With the traditional vacation month about to begin, my thoughts turn to June trips, ones both from my childhood back to Boston, my father’s homeland, and also from the buddy road trips I’ve taken to see baseball in cities like Chicago, Baltimore and New York.
On one such trip in 1988, I grabbed a former teaching colleague of mine, John Williams, and local pals Ric and Greg Stolly and, as a bonus, Brooklyn-born Jim Puma, he of the heavy New York accent that stubbornly refuses to be compromised no matter how many decades he’s lived in Lima, to provide us with a guide for our trip to his home environs.
While I’d been to New York before, as someone raised in a small town, I was grateful for Jim’s presence. Of course, we needed help in navigating the subway system once we left our mid-town Manhattan hotel, The Salisbury, off 57th Street, in an area teeming with humanity and snarled traffic.
Now, there were many subplots that evolved over our week’s time, with one of those narratives involving meeting childhood friends of Puma’s, all of whom had last names ending in vowels in addition to their interesting nicknames, such as Vinnie, the Blade, and Jimmy, the Wooz.
We made our pilgrimage to Brooklyn, of course, to see Jim’s neighborhood and spent time on Coney Island and ate hot dogs at the iconic place for tube steak, Nathan’s, where Joey Chestnut and the great Kobayashi and other competitive eaters gather on the Fourth of July to vie for the Mustard Belt each summer.
We also took the Long Island Ferry and admired the New York skyline, one which included those twin towers of the World Trade Center. I still have the photos from the trip, and it gives me a lump in my throat each time I look at the one I took of that skyline with those towers standing tall.
And, of course, another subplot was our two games at Yankee Stadium, not today’s sequel stadium, but the original House that Ruth Built on the corner of East 161st Street and River Avenue.
However, among all of the trip’s subplots, there is one that we still to this day, some 31 years later, talk about when we see one another.
As a big fan of The Godfather and pretty much all things wise-guy-related, I insisted we visit Little Italy, the neighborhood in Lower Manhattan famous both for its Italian restaurants and the wise guys who once were part of its landscape.
So, off we went, four Midwestern ducklings following behind the native New Yorker, who both showed us where the fictitious gunning down of Brando’s Don Corleone was filmed and where the non-fictitious final bloody chapter of crime boss Crazy Joe Gallo was written.
During our time there, we stopped at one of those gastro-bars with the sidewalk seating favored by many on warm-weather days for a snack and some guilty-pleasure vacation day libation.
Well, as we were sitting around a sidewalk table, there was somewhat of a disturbance caused where a not-so-gentlemanly patron who’d had a bit too much good cheer was being escorted off the premises. He remained out in the street raising quite a ruckus, with unlit cigarette rhythmically bouncing up and down as he spewed some vociferous vituperations.
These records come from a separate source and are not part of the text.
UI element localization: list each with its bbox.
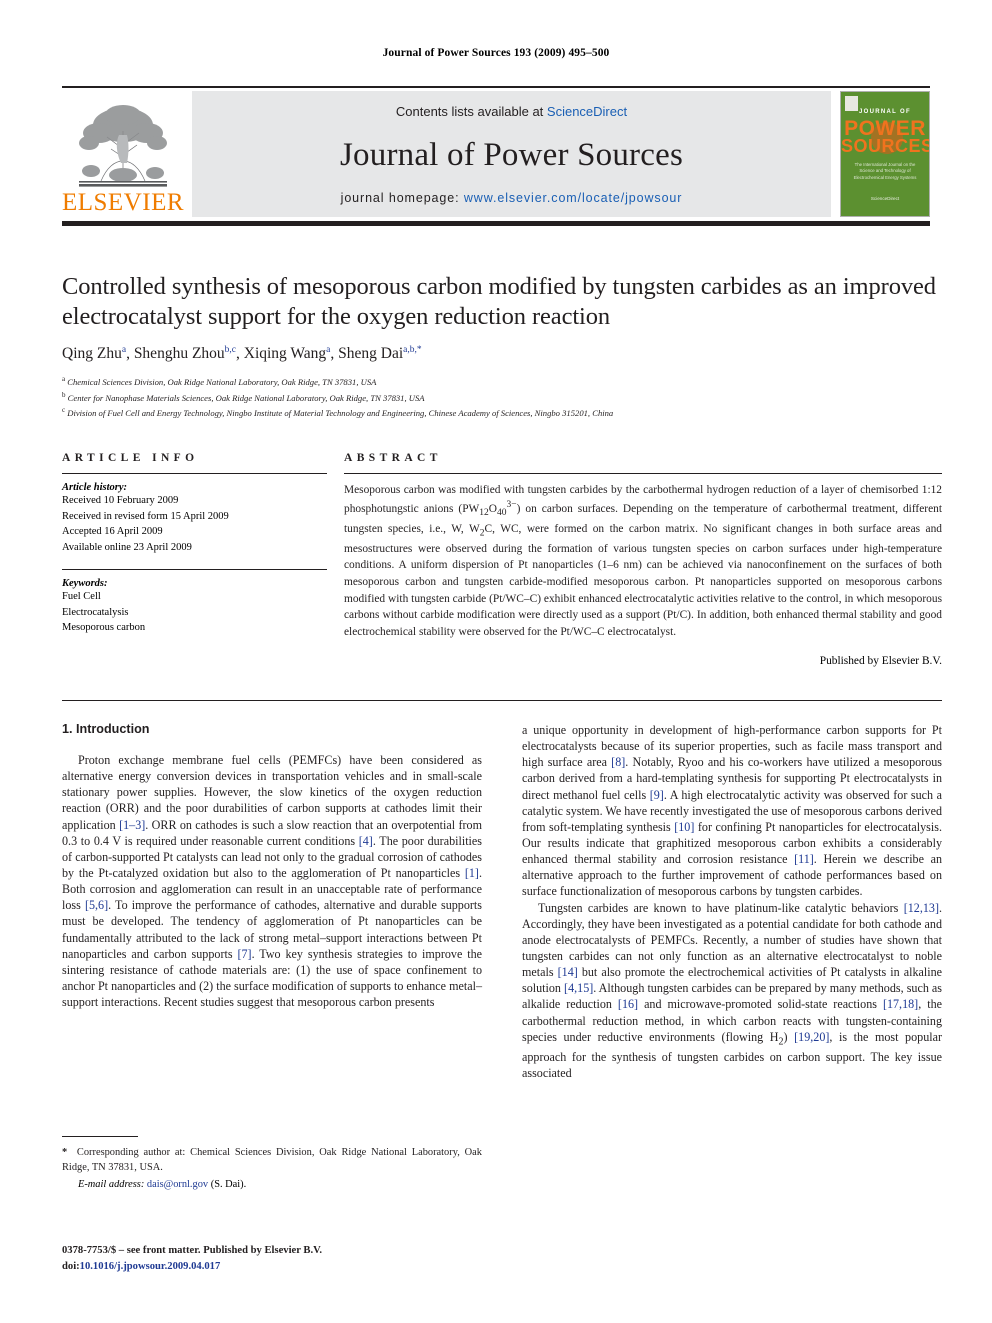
intro-paragraph-right-1: a unique opportunity in development of h… xyxy=(522,723,942,899)
footnote-rule xyxy=(62,1136,138,1137)
cover-sources-label: SOURCES xyxy=(841,136,930,156)
column-gap xyxy=(327,452,344,667)
email-link[interactable]: dais@ornl.gov xyxy=(147,1179,208,1190)
keywords-label: Keywords: xyxy=(62,578,108,590)
affiliation-text: Division of Fuel Cell and Energy Technol… xyxy=(67,408,614,419)
journal-cover-thumbnail[interactable]: JOURNAL OF POWER SOURCES The Internation… xyxy=(840,91,930,217)
elsevier-logo: ELSEVIER xyxy=(62,91,184,217)
cover-subtitle: The International Journal on the Science… xyxy=(853,162,917,180)
article-info-heading: ARTICLE INFO xyxy=(62,452,199,464)
homepage-url-link[interactable]: www.elsevier.com/locate/jpowsour xyxy=(464,191,682,205)
keywords-list: Fuel Cell Electrocatalysis Mesoporous ca… xyxy=(62,589,327,636)
history-item: Received in revised form 15 April 2009 xyxy=(62,510,229,522)
article-history-list: Received 10 February 2009 Received in re… xyxy=(62,493,327,555)
contents-list-line: Contents lists available at ScienceDirec… xyxy=(192,104,831,119)
email-line: E-mail address: dais@ornl.gov (S. Dai). xyxy=(62,1178,482,1193)
journal-homepage-line: journal homepage: www.elsevier.com/locat… xyxy=(192,191,831,205)
contents-prefix: Contents lists available at xyxy=(395,104,547,119)
email-suffix: (S. Dai). xyxy=(210,1178,247,1190)
doi-link[interactable]: 10.1016/j.jpowsour.2009.04.017 xyxy=(80,1261,221,1272)
keyword-item: Fuel Cell xyxy=(62,591,101,603)
elsevier-wordmark: ELSEVIER xyxy=(61,189,185,216)
journal-masthead: ELSEVIER Contents lists available at Sci… xyxy=(62,86,930,226)
section-heading-introduction: 1. Introduction xyxy=(62,722,150,736)
author-list: Qing Zhua, Shenghu Zhoub,c, Xiqing Wanga… xyxy=(62,344,422,362)
affiliation-item: b Center for Nanophase Materials Science… xyxy=(62,390,942,406)
intro-paragraph-right-2: Tungsten carbides are known to have plat… xyxy=(522,900,943,1080)
page-title: Controlled synthesis of mesoporous carbo… xyxy=(62,273,936,330)
cover-journal-of-label: JOURNAL OF xyxy=(859,109,911,115)
affiliation-item: a Chemical Sciences Division, Oak Ridge … xyxy=(62,374,942,390)
affiliation-marker: b xyxy=(62,390,66,399)
abstract-rule xyxy=(344,473,942,474)
affiliation-marker: a xyxy=(62,374,66,383)
article-info-rule xyxy=(62,473,327,474)
abstract-column: ABSTRACT Mesoporous carbon was modified … xyxy=(344,452,942,667)
cover-sciencedirect-label: ScienceDirect xyxy=(870,195,900,201)
abstract-publisher-note: Published by Elsevier B.V. xyxy=(819,654,942,667)
email-label: E-mail address: xyxy=(78,1178,145,1190)
masthead-bottom-rule xyxy=(62,221,930,226)
abstract-text: Mesoporous carbon was modified with tung… xyxy=(344,484,942,638)
affiliation-list: a Chemical Sciences Division, Oak Ridge … xyxy=(62,374,942,421)
bottom-matter: 0378-7753/$ – see front matter. Publishe… xyxy=(62,1243,562,1275)
history-item: Accepted 16 April 2009 xyxy=(62,526,163,538)
keywords-rule xyxy=(62,569,327,571)
doi-label: doi: xyxy=(62,1260,80,1272)
affiliation-text: Center for Nanophase Materials Sciences,… xyxy=(67,392,425,403)
homepage-label: journal homepage: xyxy=(340,191,460,205)
affiliation-text: Chemical Sciences Division, Oak Ridge Na… xyxy=(67,376,377,387)
elsevier-tree-icon xyxy=(79,105,167,187)
body-column-right: a unique opportunity in development of h… xyxy=(522,722,942,1081)
keyword-item: Electrocatalysis xyxy=(62,606,129,618)
corresponding-author-text: * Corresponding author at: Chemical Scie… xyxy=(62,1147,482,1173)
article-info-column: ARTICLE INFO Article history: Received 1… xyxy=(62,452,327,667)
affiliation-marker: c xyxy=(62,406,66,415)
doi-line: doi:10.1016/j.jpowsour.2009.04.017 xyxy=(62,1259,562,1275)
journal-title: Journal of Power Sources xyxy=(340,136,683,173)
masthead-panel: Contents lists available at ScienceDirec… xyxy=(192,91,831,217)
keyword-item: Mesoporous carbon xyxy=(62,622,146,634)
article-page: Journal of Power Sources 193 (2009) 495–… xyxy=(0,0,992,1323)
sciencedirect-link[interactable]: ScienceDirect xyxy=(547,104,627,119)
issn-line: 0378-7753/$ – see front matter. Publishe… xyxy=(62,1245,323,1256)
abstract-heading: ABSTRACT xyxy=(344,452,442,464)
intro-paragraph-left: Proton exchange membrane fuel cells (PEM… xyxy=(62,753,482,1010)
masthead-top-rule xyxy=(62,86,930,88)
article-history-label: Article history: xyxy=(62,482,128,493)
corresponding-author-footnote: * Corresponding author at: Chemical Scie… xyxy=(62,1136,482,1193)
abstract-bottom-rule xyxy=(62,700,942,701)
title-block: Controlled synthesis of mesoporous carbo… xyxy=(62,272,942,421)
history-item: Received 10 February 2009 xyxy=(62,495,179,506)
body-column-gap xyxy=(482,722,522,1081)
body-column-left: 1. Introduction Proton exchange membrane… xyxy=(62,722,482,1081)
info-abstract-row: ARTICLE INFO Article history: Received 1… xyxy=(62,452,942,667)
running-head: Journal of Power Sources 193 (2009) 495–… xyxy=(382,47,610,59)
body-columns: 1. Introduction Proton exchange membrane… xyxy=(62,722,942,1081)
affiliation-item: c Division of Fuel Cell and Energy Techn… xyxy=(62,405,942,421)
history-item: Available online 23 April 2009 xyxy=(62,541,192,553)
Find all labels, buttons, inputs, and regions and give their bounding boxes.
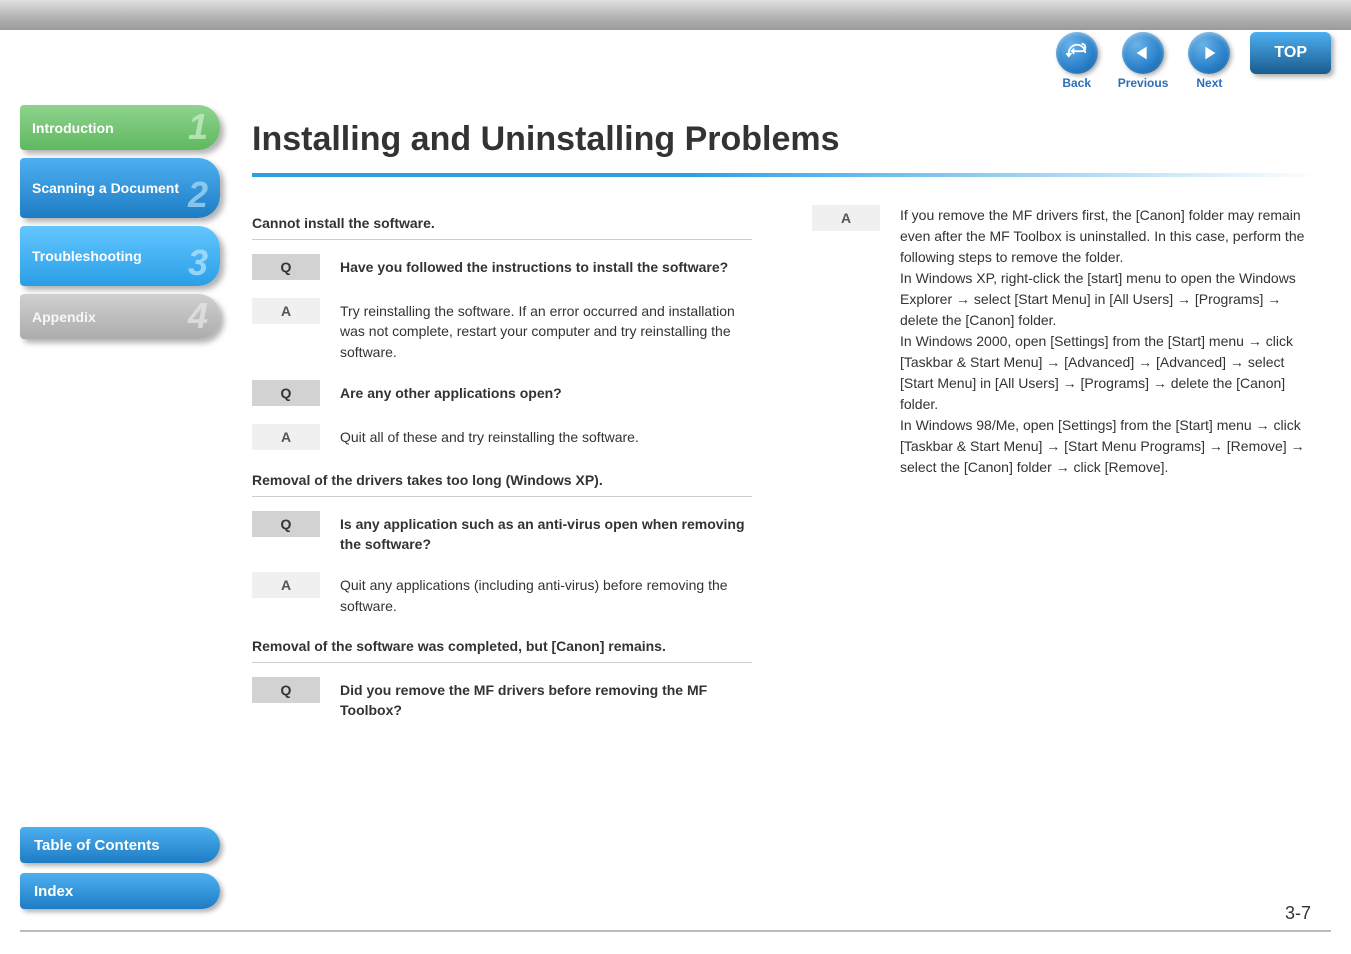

Pausing for a moment, he reached in his pocket and pulled out a small object that all of us, save one, at our table took as a lighter. At the time, lighters in the shape of small guns were quite popular, and that, to me, is what it appeared to be.
Taking no chances as the man was waving what he’d pulled out of his pocket around, Greg, all 6’4” of him, was taking no chances as to whether it was a gun or a lighter and dove behind a small yellow Datsun parked at the curb in front of the outside table seating.
After the man lit the cigarette, he continued his diatribe for a few more minutes before tiring himself out and wandering off. Only after he’d left did Greg rejoin us at the table. Of course, we mocked him, not only for the rest of the day but the rest of the trip and made sport of the fact that, at 6’4”, he seemed to be hanging out on both ends of that Datsun anyway, so he wasn’t really protecting himself very well.
However, with the passing of time and the events that unfold, specifically in this case, more random deadly shootings that I can name due to space constraints, including the one just last November at the Borderline Bar in Thousand Oaks, California, there comes some awareness. And, looking back, I’m perplexed why the rest of us never moved.
Given how guys like to nick each other and do so far more than the fairer sex, who generally tend to treat their own kind far more civilly, it kills me to say this, but, perhaps, in an area in New York known for wise guys some three-plus decades ago, perhaps the wisest of our guys was the one behind that yellow Datsun.